Saturday, September 30, 2017

PHP error spews may lead to bogus data being passed around

Today I was debugging a web page wherein a JavaScript function uploaded data to an API endpoint written in PHP and then received data from that endpoint to use in a page redirection. After adding a feature to the endpoint but making only small changes to the client-side script, I was puzzled to receive this error in the Chrome console:

[Deprecation] Resource requests whose URLs contained both removed whitespace (`\n`, `\r`, `\t`) characters and less-than characters (`<`) are blocked. Please remove newlines and encode less-than characters from places like element attribute values in order to load these resources. See https://www.chromestatus.com/feature/5735596811091968 for more details.
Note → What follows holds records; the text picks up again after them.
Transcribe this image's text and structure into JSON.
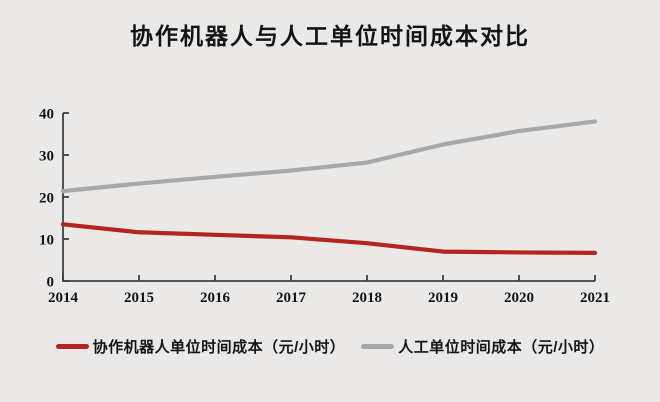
{
  "page": {
    "background": "#eae9e7",
    "text_color": "#141414"
  },
  "header": {
    "title": "协作机器人与人工单位时间成本对比"
  },
  "chart_data": {
    "type": "line",
    "title": "协作机器人与人工单位时间成本对比",
    "categories": [
      "2014",
      "2015",
      "2016",
      "2017",
      "2018",
      "2019",
      "2020",
      "2021"
    ],
    "series": [
      {
        "name": "协作机器人单位时间成本（元/小时）",
        "color": "#b42420",
        "values": [
          13.5,
          11.6,
          11.0,
          10.4,
          9.0,
          7.0,
          6.8,
          6.7
        ]
      },
      {
        "name": "人工单位时间成本（元/小时）",
        "color": "#a8a8a8",
        "values": [
          21.4,
          23.2,
          24.8,
          26.3,
          28.2,
          32.5,
          35.7,
          38.0
        ]
      }
    ],
    "xlabel": "",
    "ylabel": "",
    "ylim": [
      0,
      40
    ],
    "yticks": [
      0,
      10,
      20,
      30,
      40
    ],
    "grid": false,
    "legend_position": "bottom",
    "axis_color": "#3f3f3f"
  }
}
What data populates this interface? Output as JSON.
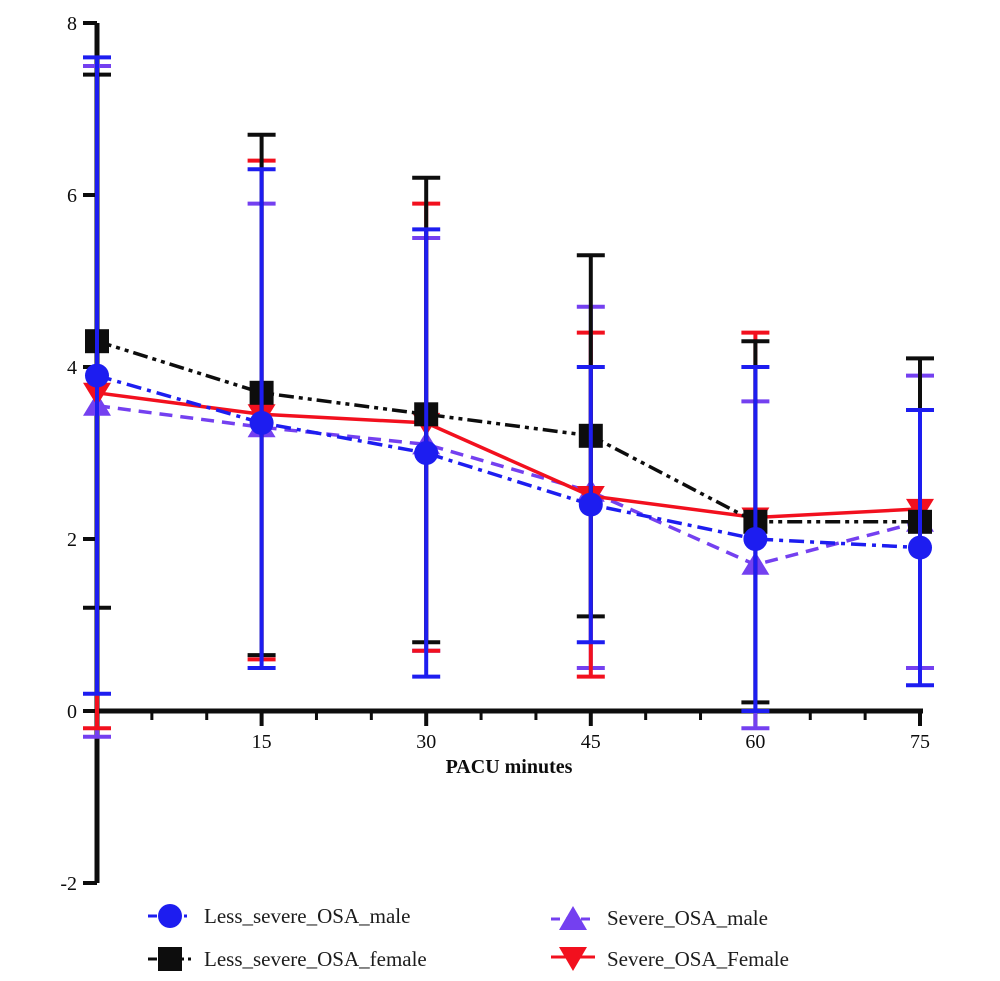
{
  "chart_data": {
    "type": "line",
    "title": "",
    "xlabel": "PACU minutes",
    "ylabel": "",
    "x": [
      0,
      15,
      30,
      45,
      60,
      75
    ],
    "x_tick_labels": [
      "15",
      "30",
      "45",
      "60",
      "75"
    ],
    "x_label_positions": [
      15,
      30,
      45,
      60,
      75
    ],
    "x_minor_step": 5,
    "y_ticks": [
      -2,
      0,
      2,
      4,
      6,
      8
    ],
    "y_tick_labels": [
      "-2",
      "0",
      "2",
      "4",
      "6",
      "8"
    ],
    "ylim": [
      -2,
      8
    ],
    "xlim": [
      0,
      75
    ],
    "grid": false,
    "legend_position": "bottom",
    "axis_color": "#0d0d0d",
    "series": [
      {
        "name": "Less_severe_OSA_male",
        "color": "#1d1df0",
        "marker": "circle",
        "line_style": "dash-dot",
        "values": [
          3.9,
          3.35,
          3.0,
          2.4,
          2.0,
          1.9
        ],
        "err_top": [
          7.6,
          6.3,
          5.6,
          4.0,
          4.0,
          3.5
        ],
        "err_bottom": [
          0.2,
          0.5,
          0.4,
          0.8,
          0.0,
          0.3
        ]
      },
      {
        "name": "Less_severe_OSA_female",
        "color": "#0d0d0d",
        "marker": "square",
        "line_style": "dash-dot-dot",
        "values": [
          4.3,
          3.7,
          3.45,
          3.2,
          2.2,
          2.2
        ],
        "err_top": [
          7.4,
          6.7,
          6.2,
          5.3,
          4.3,
          4.1
        ],
        "err_bottom": [
          1.2,
          0.65,
          0.8,
          1.1,
          0.1,
          null
        ]
      },
      {
        "name": "Severe_OSA_male",
        "color": "#7440f0",
        "marker": "triangle-up",
        "line_style": "dashed",
        "values": [
          3.55,
          3.3,
          3.1,
          2.55,
          1.7,
          2.2
        ],
        "err_top": [
          7.5,
          5.9,
          5.5,
          4.7,
          3.6,
          3.9
        ],
        "err_bottom": [
          -0.3,
          null,
          0.7,
          0.5,
          -0.2,
          0.5
        ]
      },
      {
        "name": "Severe_OSA_Female",
        "color": "#f2101e",
        "marker": "triangle-down",
        "line_style": "solid",
        "values": [
          3.7,
          3.45,
          3.35,
          2.5,
          2.25,
          2.35
        ],
        "err_top": [
          null,
          6.4,
          5.9,
          4.4,
          4.4,
          null
        ],
        "err_bottom": [
          -0.2,
          0.6,
          0.7,
          0.4,
          null,
          null
        ]
      }
    ]
  }
}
It was logged, as far as I could tell, after the sending of an AJAX request, but I was very confused because the URL that request was POSTed to definitely didn't have any whitespace or less-than characters. When I tried the request in Postman, however, I found that I received some errors from the PHP script that my JavaScript was interpreting as part of the URL to redirect to after the action completed. Sure enough, the HTML tags used to format the notices had less-than characters, and there were newlines in the spew. I had forgotten to step through the callback's setting of window.location.href. Fixing the PHP script led to the return of valid data for a URL fragment, which fixed the problem.